Stamatis laid out best practices in his excellent BOSS tutorial: 
https://www.youtube.com/watch?v=meI0W12f_nw 
<https://www.youtube.com/watch?v=meI0W12f_nw>. (I am co-presenter in other 
parts of the tutorial, but all credit for the adapters material goes to 
Stamatis.)

Julian



> On Jan 23, 2022, at 12:46 PM, Stamatis Zampetakis <zabe...@gmail.com> wrote:
> 
> Hi Julian,
> 
> I don't think there is an easy way to understand the Queryable interface
> unless you check how it is used. I don't see it as something that you need
> to implement no matter what but more as a convenience API that will
> facilitate the integration with the Enumerable operators (if you rely on
> them). Even in that case it could be possible to skip it.
> 
> There are many ways to push a filter down into the underlying engine and I
> think the Calcite code base has already quite a few examples on how this
> can be done (JdbcAdapter, ElasticSearch, Druid, etc). There is no one
> option that is best in all cases. Using one you may (e.g., FilterableTable)
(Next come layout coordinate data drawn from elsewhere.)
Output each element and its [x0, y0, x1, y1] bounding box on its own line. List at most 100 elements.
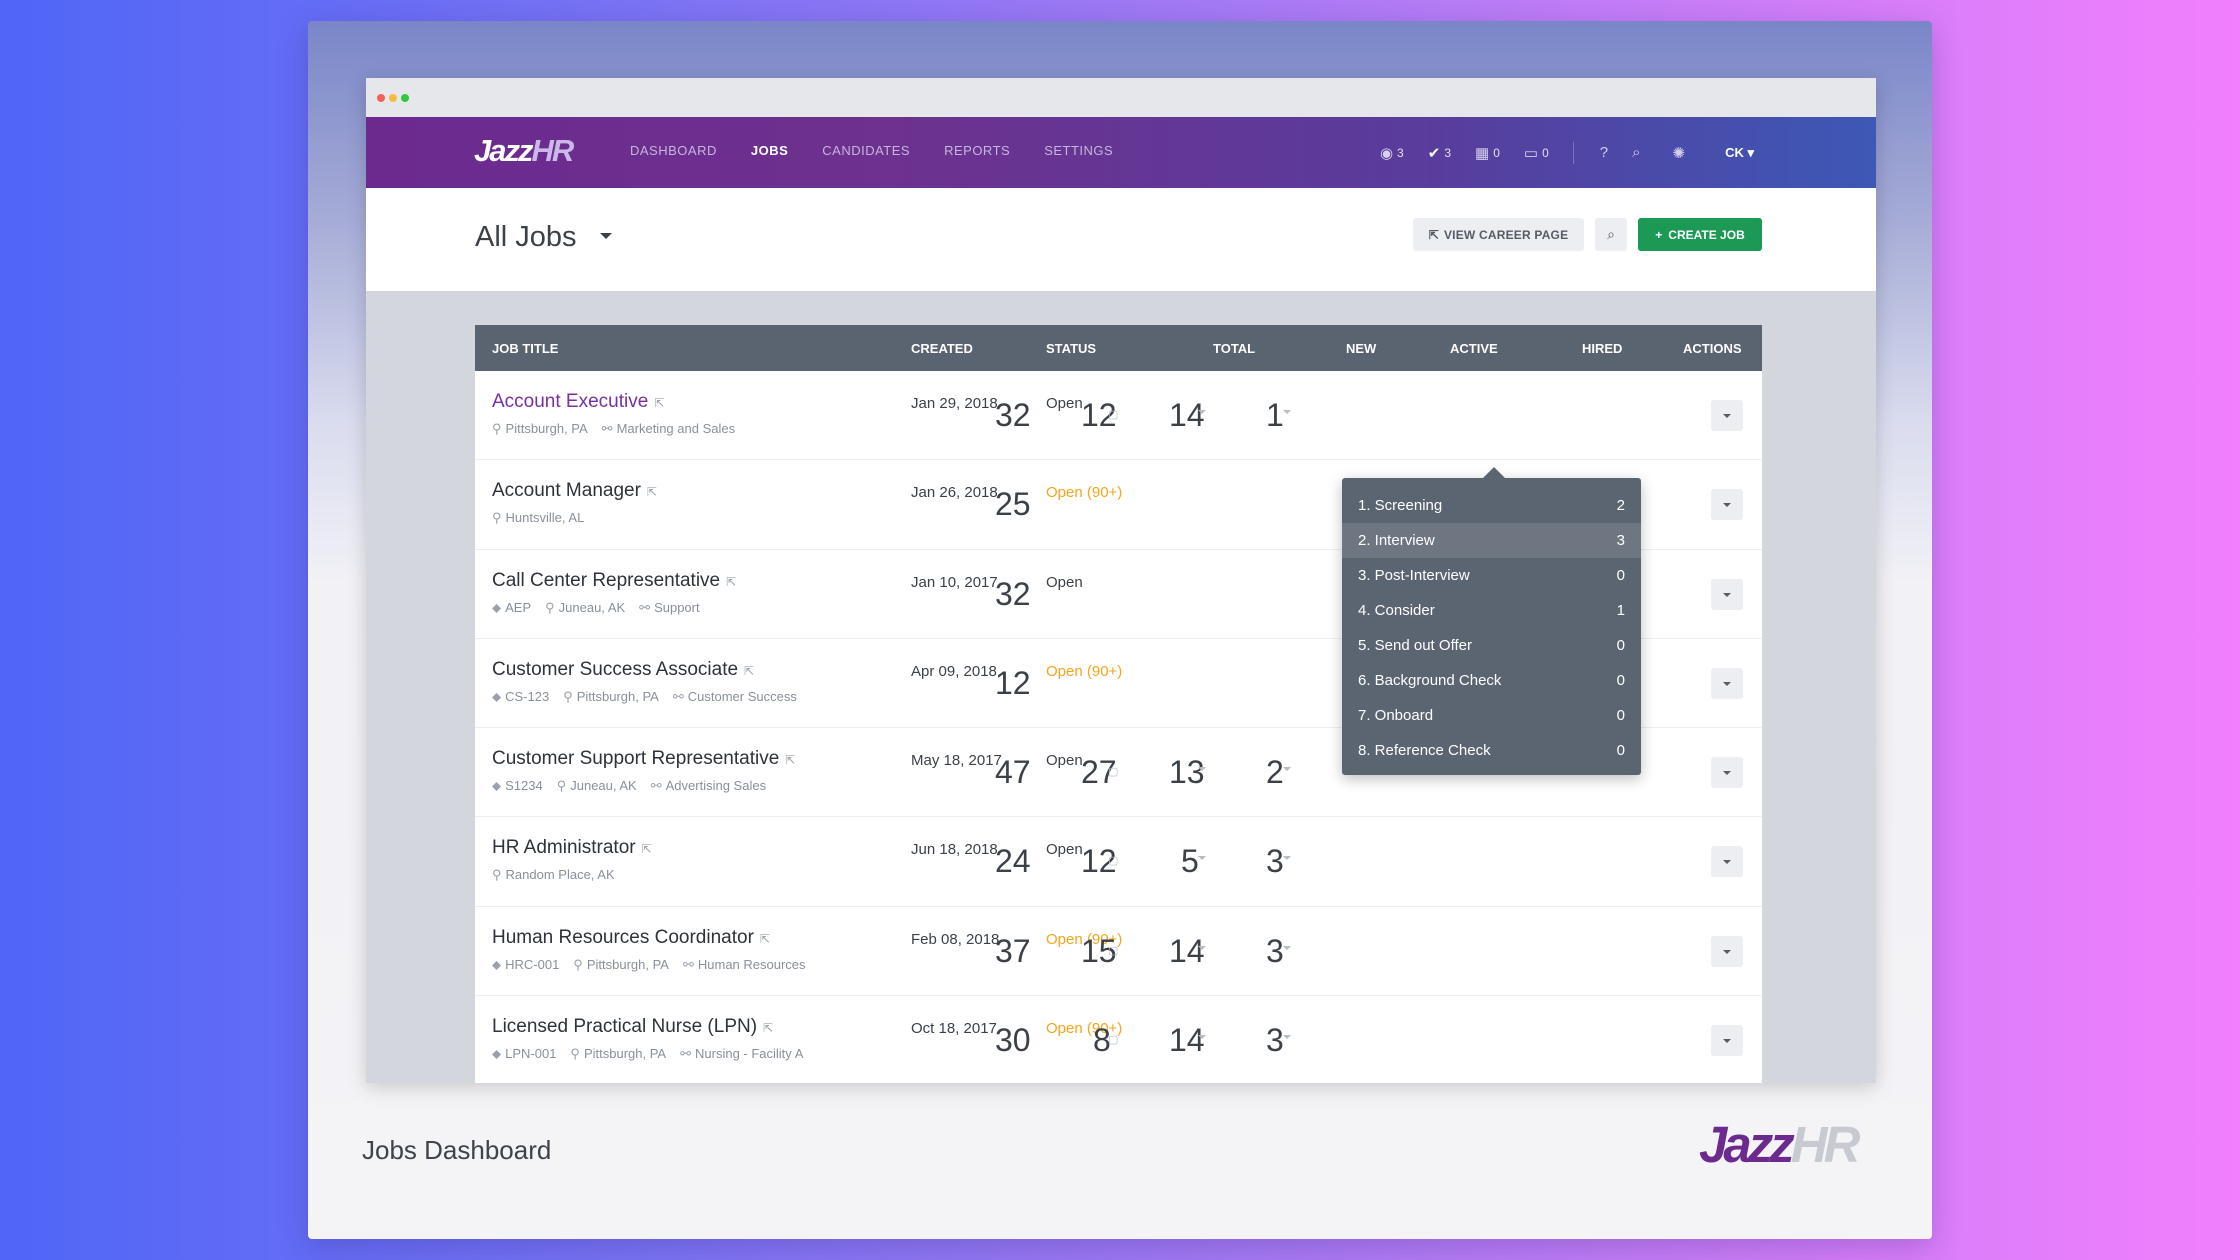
events-counter[interactable]: ▦ 0 — [1475, 144, 1500, 162]
row-actions-dropdown[interactable] — [1711, 935, 1743, 967]
job-title-link[interactable]: Customer Support Representative ⇱ — [492, 748, 795, 770]
stage-item[interactable]: 4. Consider 1 — [1342, 593, 1641, 628]
hired-count[interactable]: 1 — [1266, 397, 1284, 434]
stage-item[interactable]: 6. Background Check 0 — [1342, 663, 1641, 698]
active-count[interactable]: 13 — [1169, 754, 1205, 791]
stage-item[interactable]: 5. Send out Offer 0 — [1342, 628, 1641, 663]
active-count[interactable]: 14 — [1169, 397, 1205, 434]
external-link-icon[interactable]: ⇱ — [647, 485, 657, 499]
row-actions-dropdown[interactable] — [1711, 578, 1743, 610]
col-job-title[interactable]: JOB TITLE — [492, 341, 558, 356]
col-new[interactable]: NEW — [1346, 341, 1376, 356]
row-actions-dropdown[interactable] — [1711, 846, 1743, 878]
nav-reports[interactable]: REPORTS — [944, 143, 1010, 158]
total-count[interactable]: 30 — [995, 1022, 1031, 1059]
create-job-button[interactable]: + CREATE JOB — [1638, 218, 1762, 251]
external-link-icon[interactable]: ⇱ — [744, 664, 754, 678]
external-link-icon[interactable]: ⇱ — [642, 842, 652, 856]
navbar-search-button[interactable]: ⌕ — [1632, 144, 1640, 161]
job-title-link[interactable]: Customer Success Associate ⇱ — [492, 659, 754, 681]
table-row: HR Administrator ⇱ ⚲ Random Place, AK Jun … — [475, 817, 1762, 907]
created-date: Jan 29, 2018 — [911, 395, 998, 412]
nav-dashboard[interactable]: DASHBOARD — [630, 143, 717, 158]
external-link-icon[interactable]: ⇱ — [654, 396, 664, 410]
total-count[interactable]: 25 — [995, 486, 1031, 523]
total-count[interactable]: 24 — [995, 843, 1031, 880]
col-created[interactable]: CREATED — [911, 341, 973, 356]
nav-jobs[interactable]: JOBS — [751, 143, 788, 158]
stage-label: 6. Background Check — [1358, 672, 1502, 689]
tasks-counter[interactable]: ✔ 3 — [1428, 144, 1451, 162]
nav-settings[interactable]: SETTINGS — [1044, 143, 1113, 158]
stage-count: 0 — [1616, 742, 1625, 759]
active-caret-icon[interactable] — [1198, 1035, 1206, 1040]
inbox-counter[interactable]: ▭ 0 — [1524, 144, 1549, 162]
user-menu[interactable]: CK ▾ — [1725, 145, 1754, 161]
jazzhr-logo[interactable]: JazzHR — [474, 133, 574, 169]
row-actions-dropdown[interactable] — [1711, 400, 1743, 431]
job-filter-caret-icon[interactable] — [600, 233, 612, 239]
created-date: Apr 09, 2018 — [911, 662, 997, 680]
job-title-link[interactable]: Account Manager ⇱ — [492, 480, 657, 502]
row-actions-dropdown[interactable] — [1711, 1025, 1743, 1057]
col-status[interactable]: STATUS — [1046, 341, 1096, 356]
row-actions-dropdown[interactable] — [1711, 667, 1743, 699]
maximize-window-dot[interactable] — [401, 94, 409, 102]
status-badge: Open — [1046, 752, 1083, 770]
total-count[interactable]: 12 — [995, 665, 1031, 702]
stage-count: 2 — [1616, 497, 1625, 514]
active-caret-icon[interactable] — [1198, 410, 1206, 414]
view-career-page-button[interactable]: ⇱ VIEW CAREER PAGE — [1413, 218, 1584, 251]
job-title-link[interactable]: Human Resources Coordinator ⇱ — [492, 927, 770, 949]
active-caret-icon[interactable] — [1198, 945, 1206, 950]
apps-button[interactable]: ✺ — [1673, 144, 1686, 162]
active-caret-icon[interactable] — [1198, 767, 1206, 772]
minimize-window-dot[interactable] — [389, 94, 397, 102]
active-count[interactable]: 14 — [1169, 1022, 1205, 1059]
job-title-link[interactable]: Call Center Representative ⇱ — [492, 570, 736, 592]
stage-item[interactable]: 3. Post-Interview 0 — [1342, 558, 1641, 593]
total-count[interactable]: 37 — [995, 933, 1031, 970]
stage-item[interactable]: 7. Onboard 0 — [1342, 698, 1641, 733]
hired-caret-icon[interactable] — [1283, 856, 1291, 861]
job-title-link[interactable]: HR Administrator ⇱ — [492, 837, 652, 859]
hired-caret-icon[interactable] — [1283, 410, 1291, 414]
row-actions-dropdown[interactable] — [1711, 489, 1743, 521]
external-link-icon[interactable]: ⇱ — [726, 575, 736, 589]
col-hired[interactable]: HIRED — [1582, 341, 1622, 356]
close-window-dot[interactable] — [377, 94, 385, 102]
new-candidates-icon: ▢ — [1108, 409, 1119, 421]
hired-caret-icon[interactable] — [1283, 767, 1291, 772]
hired-count[interactable]: 3 — [1266, 843, 1284, 880]
active-caret-icon[interactable] — [1198, 856, 1206, 861]
views-counter[interactable]: ◉ 3 — [1380, 144, 1404, 162]
total-count[interactable]: 47 — [995, 754, 1031, 791]
col-total[interactable]: TOTAL — [1213, 341, 1255, 356]
external-link-icon[interactable]: ⇱ — [763, 1021, 773, 1035]
active-count[interactable]: 14 — [1169, 933, 1205, 970]
hired-caret-icon[interactable] — [1283, 1035, 1291, 1040]
hired-caret-icon[interactable] — [1283, 945, 1291, 950]
external-link-icon[interactable]: ⇱ — [760, 932, 770, 946]
col-active[interactable]: ACTIVE — [1450, 341, 1498, 356]
total-count[interactable]: 32 — [995, 397, 1031, 434]
stage-label: 7. Onboard — [1358, 707, 1434, 724]
jobs-search-button[interactable]: ⌕ — [1595, 218, 1627, 251]
job-title-link[interactable]: Licensed Practical Nurse (LPN) ⇱ — [492, 1016, 773, 1038]
job-location: ⚲ Pittsburgh, PA — [570, 1046, 667, 1062]
job-title-link[interactable]: Account Executive ⇱ — [492, 391, 664, 413]
stage-item[interactable]: 8. Reference Check 0 — [1342, 733, 1641, 768]
job-meta: ⚲ Random Place, AK — [492, 867, 615, 883]
row-actions-dropdown[interactable] — [1711, 757, 1743, 789]
external-link-icon[interactable]: ⇱ — [785, 753, 795, 767]
stage-item[interactable]: 2. Interview 3 — [1342, 523, 1641, 558]
total-count[interactable]: 32 — [995, 576, 1031, 613]
active-count[interactable]: 5 — [1181, 843, 1199, 880]
hired-count[interactable]: 3 — [1266, 1022, 1284, 1059]
table-row: Human Resources Coordinator ⇱ ⬥ HRC-001 ⚲ Pi… — [475, 907, 1762, 997]
hired-count[interactable]: 3 — [1266, 933, 1284, 970]
hired-count[interactable]: 2 — [1266, 754, 1284, 791]
stage-item[interactable]: 1. Screening 2 — [1342, 488, 1641, 523]
nav-candidates[interactable]: CANDIDATES — [822, 143, 910, 158]
help-button[interactable]: ? — [1600, 144, 1608, 161]
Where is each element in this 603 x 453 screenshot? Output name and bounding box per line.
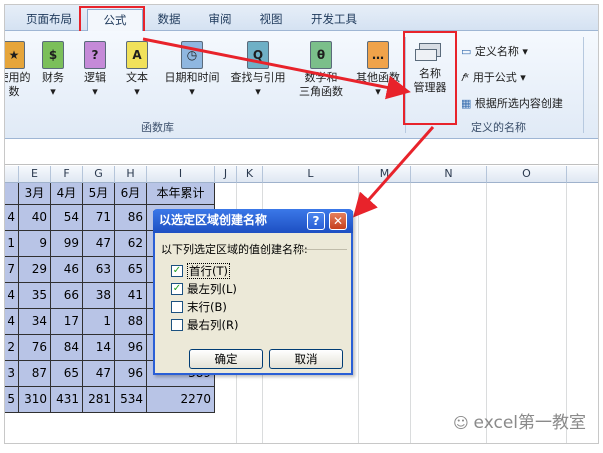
wechat-icon: ☺ bbox=[453, 414, 474, 432]
cancel-button[interactable]: 取消 bbox=[269, 349, 343, 369]
ok-button[interactable]: 确定 bbox=[189, 349, 263, 369]
watermark: ☺ excel第一教室 bbox=[453, 413, 586, 433]
create-names-dialog: 以选定区域创建名称 ? ✕ 以下列选定区域的值创建名称: ✓ 首行(T) ✓ 最左列… bbox=[153, 209, 353, 375]
checkbox-label: 最左列(L) bbox=[187, 282, 237, 296]
close-icon[interactable]: ✕ bbox=[329, 212, 347, 230]
checkbox-icon[interactable] bbox=[171, 300, 183, 313]
divider bbox=[295, 249, 347, 250]
help-icon[interactable]: ? bbox=[307, 212, 325, 230]
dialog-prompt: 以下列选定区域的值创建名称: bbox=[161, 243, 308, 256]
arrow-tab-to-name-manager bbox=[142, 37, 411, 100]
dialog-title: 以选定区域创建名称 bbox=[159, 213, 268, 227]
excel-window: 页面布局 公式 数据 审阅 视图 开发工具 ★ 使用的数 $ 财务▾ ? 逻辑▾… bbox=[4, 4, 599, 444]
checkbox-icon[interactable]: ✓ bbox=[171, 264, 183, 277]
checkbox-label: 首行(T) bbox=[187, 263, 230, 279]
checkbox-left-column[interactable]: ✓ 最左列(L) bbox=[171, 281, 237, 297]
checkbox-label: 最右列(R) bbox=[187, 318, 239, 332]
checkbox-top-row[interactable]: ✓ 首行(T) bbox=[171, 263, 230, 279]
dialog-title-bar[interactable]: 以选定区域创建名称 ? ✕ bbox=[153, 209, 353, 233]
checkbox-bottom-row[interactable]: 末行(B) bbox=[171, 299, 227, 315]
checkbox-label: 末行(B) bbox=[187, 300, 227, 314]
checkbox-icon[interactable] bbox=[171, 318, 183, 331]
checkbox-right-column[interactable]: 最右列(R) bbox=[171, 317, 238, 333]
arrow-name-manager-to-dialog bbox=[353, 126, 435, 218]
checkbox-icon[interactable]: ✓ bbox=[171, 282, 183, 295]
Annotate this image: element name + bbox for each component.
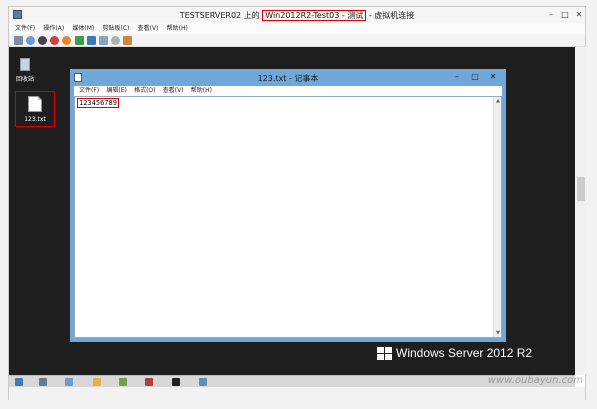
app-icon-2[interactable] — [145, 378, 153, 386]
recycle-bin-icon[interactable] — [17, 55, 33, 71]
vm-menu-help[interactable]: 帮助(H) — [167, 23, 188, 34]
vm-desktop[interactable]: 回收站 123.txt 123.txt - 记事本 – □ ✕ 文件(F) 编辑… — [9, 47, 575, 375]
os-branding-text: Windows Server 2012 R2 — [396, 346, 533, 360]
close-icon[interactable]: ✕ — [573, 9, 585, 20]
desktop-file-selected[interactable]: 123.txt — [15, 91, 55, 127]
vm-title-highlight: Win2012R2-Test03 - 测试 — [262, 10, 367, 21]
vm-menu-file[interactable]: 文件(F) — [15, 23, 35, 34]
notepad-maximize-icon[interactable]: □ — [470, 72, 480, 82]
notepad-window: 123.txt - 记事本 – □ ✕ 文件(F) 编辑(E) 格式(O) 查看… — [70, 69, 506, 342]
vm-menu-media[interactable]: 媒体(M) — [72, 23, 94, 34]
vm-toolbar — [9, 34, 585, 47]
notepad-titlebar[interactable]: 123.txt - 记事本 – □ ✕ — [70, 69, 506, 86]
vm-title: TESTSERVER02 上的 Win2012R2-Test03 - 测试 - … — [9, 10, 585, 21]
notepad-taskbar-icon[interactable] — [199, 378, 207, 386]
vm-menu-view[interactable]: 查看(V) — [138, 23, 159, 34]
vm-titlebar: TESTSERVER02 上的 Win2012R2-Test03 - 测试 - … — [9, 7, 585, 23]
enhanced-session-icon[interactable] — [123, 36, 132, 45]
np-menu-file[interactable]: 文件(F) — [79, 86, 99, 96]
recycle-bin-label: 回收站 — [15, 76, 34, 83]
vm-menu-clipboard[interactable]: 剪贴板(C) — [103, 23, 130, 34]
notepad-text-area[interactable]: 123456789 ▲ ▼ — [74, 96, 502, 338]
notepad-content: 123456789 — [77, 98, 119, 108]
vm-connection-window: TESTSERVER02 上的 Win2012R2-Test03 - 测试 - … — [8, 6, 587, 400]
windows-logo-icon — [377, 346, 393, 361]
cmd-icon[interactable] — [172, 378, 180, 386]
maximize-icon[interactable]: □ — [559, 9, 571, 20]
turn-off-icon[interactable] — [38, 36, 47, 45]
revert-icon[interactable] — [111, 36, 120, 45]
minimize-icon[interactable]: – — [545, 9, 557, 20]
vm-statusbar — [9, 387, 585, 400]
ctrl-alt-del-icon[interactable] — [14, 36, 23, 45]
vm-menu-action[interactable]: 操作(A) — [43, 23, 64, 34]
start-icon[interactable] — [26, 36, 35, 45]
text-file-icon — [28, 96, 42, 112]
vm-scrollbar[interactable] — [575, 47, 587, 375]
power-icon[interactable] — [62, 36, 71, 45]
reset-icon[interactable] — [87, 36, 96, 45]
start-button-icon[interactable] — [15, 378, 23, 386]
vm-scroll-thumb[interactable] — [577, 177, 585, 201]
vm-title-prefix: TESTSERVER02 上的 — [179, 11, 260, 20]
notepad-close-icon[interactable]: ✕ — [488, 72, 498, 82]
app-icon[interactable] — [119, 378, 127, 386]
np-menu-view[interactable]: 查看(V) — [163, 86, 184, 96]
explorer-icon[interactable] — [93, 378, 101, 386]
scroll-up-icon[interactable]: ▲ — [495, 98, 501, 104]
notepad-minimize-icon[interactable]: – — [452, 72, 462, 82]
np-menu-help[interactable]: 帮助(H) — [191, 86, 212, 96]
desktop-file-label: 123.txt — [24, 116, 46, 123]
powershell-icon[interactable] — [65, 378, 73, 386]
scroll-down-icon[interactable]: ▼ — [495, 330, 501, 336]
notepad-scrollbar[interactable]: ▲ ▼ — [493, 97, 501, 337]
vm-menubar: 文件(F) 操作(A) 媒体(M) 剪贴板(C) 查看(V) 帮助(H) — [9, 23, 585, 34]
notepad-title: 123.txt - 记事本 — [257, 74, 319, 83]
notepad-menubar: 文件(F) 编辑(E) 格式(O) 查看(V) 帮助(H) — [74, 86, 502, 96]
watermark: www.oubayun.com — [487, 375, 583, 386]
shutdown-icon[interactable] — [50, 36, 59, 45]
vm-title-suffix: - 虚拟机连接 — [368, 11, 415, 20]
np-menu-edit[interactable]: 编辑(E) — [106, 86, 126, 96]
np-menu-format[interactable]: 格式(O) — [134, 86, 155, 96]
server-manager-icon[interactable] — [39, 378, 47, 386]
os-branding: Windows Server 2012 R2 — [377, 346, 532, 361]
pause-icon[interactable] — [75, 36, 84, 45]
checkpoint-icon[interactable] — [99, 36, 108, 45]
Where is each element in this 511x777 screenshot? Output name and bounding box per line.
> write more concise code and using another (e.g., custom rules + custom
> operators) may lead to more powerful optimizations or an easier extensible
> system.
> 
> Regarding materialized views there are many built in things in Calcite. The
> best place to start would probably be the website [1]
> 
> The bindable convention uses interpretation most of the time but it also
> involves code generation in some parts (e.g., BindableFilter). The
> Enumerable convention is more widely used in the wild so I would say it is
> a more stable and better option to begin with. Afterwards you may need to
> invest in building in-house operators to solve some invonveniences of
> Calcite built-in conventions.
> 
> Best,
> Stamatis
> 
> [1] https://calcite.apache.org/docs/materialized_views.html
> 
> On Fri, Jan 21, 2022 at 1:21 PM Julian Feinauer <
> j.feina...@pragmaticminds.de> wrote:
> 
>> Hi all,
>> 
>> in the last weeks I worked on Integrating the Apache IoTDB Project with
>> Calcite.
>> This covers two possible scenarios. One, to use Apache IoTDB as an Adapter
>> in Apache Calcite (like MongoDB, Cassandra, et al) and on the other hand we
>> are looking at using Calcites Query Optimizer to introduce indexing into
>> the IoTDB server (the IoTDB Server builds a RelNode / Tree and passes it to
>> the planner, after planning the resulting RelNode is then processed further
>> by the IoTDB Server, executed and returned).
>> 
>> I looked a lot on the other Adapters and how they are implemented and have
>> some questions:
>> 
>> One rather general question is about the Queryable<> Interface. I tried to
>> look up all the docs (also in Linq) but still not fully understand it. From
>> my understanding it is like a Enumerable<> but it has a “native” way to
>> already to things like ordering or filtering. So if I have a Queryable<>
>> which implements a custom Filter an automated “Push Down” can be done by
>> the framework without a Rule or code generation.
>> 
>> One important requirement for us in IoTDB is to do the query pushdown to
>> the TableScan (which is done implicitly in the current server but is first
>> explicit in the RelNode that we generate).
>> So whats the best way to “merge” a LogicalFilter and a IoTDBTableScan to a
>> “filtered” scan?
>> Is the right way to return a QueryableTable as TableScan and the Planner
>> will take care by generating the call to ‘.filter(…)’.
>> The same applies to ordering.
>> 
>> Another question that is important for us is the usage of “Materialized
>> Views” or other “Indexes”.
>> As we handle basically always timeseries in most cases the only suitable
>> index is a “Materialized View” on parts of the time series which we can use
>> to replace parts of the Relational Tree to avoid IO and computation for
>> parts that are already precomputed.
>> 
>> Is there already an existing support for that in Calcite or would we just
>> write custom Rules for our cases?
>> 
>> My last question is about the Callable TraitDef. So far I only used
>> Enumerable Convention which results in  Code generation (which has an
>> impact on the query latency). Am I right in assuming that the Binable
>> Convention is somehow similar to the Enumerable Convention with the only
>> difference that it does not do code generation but interpretation?
>> And to potentially use both (depending on whatever switch we set) we just
>> have to provide Converter Rules for both?
>> What would you use in a Server setup? Always Enumerable?
>> 
>> Thanks already for any responses or hints!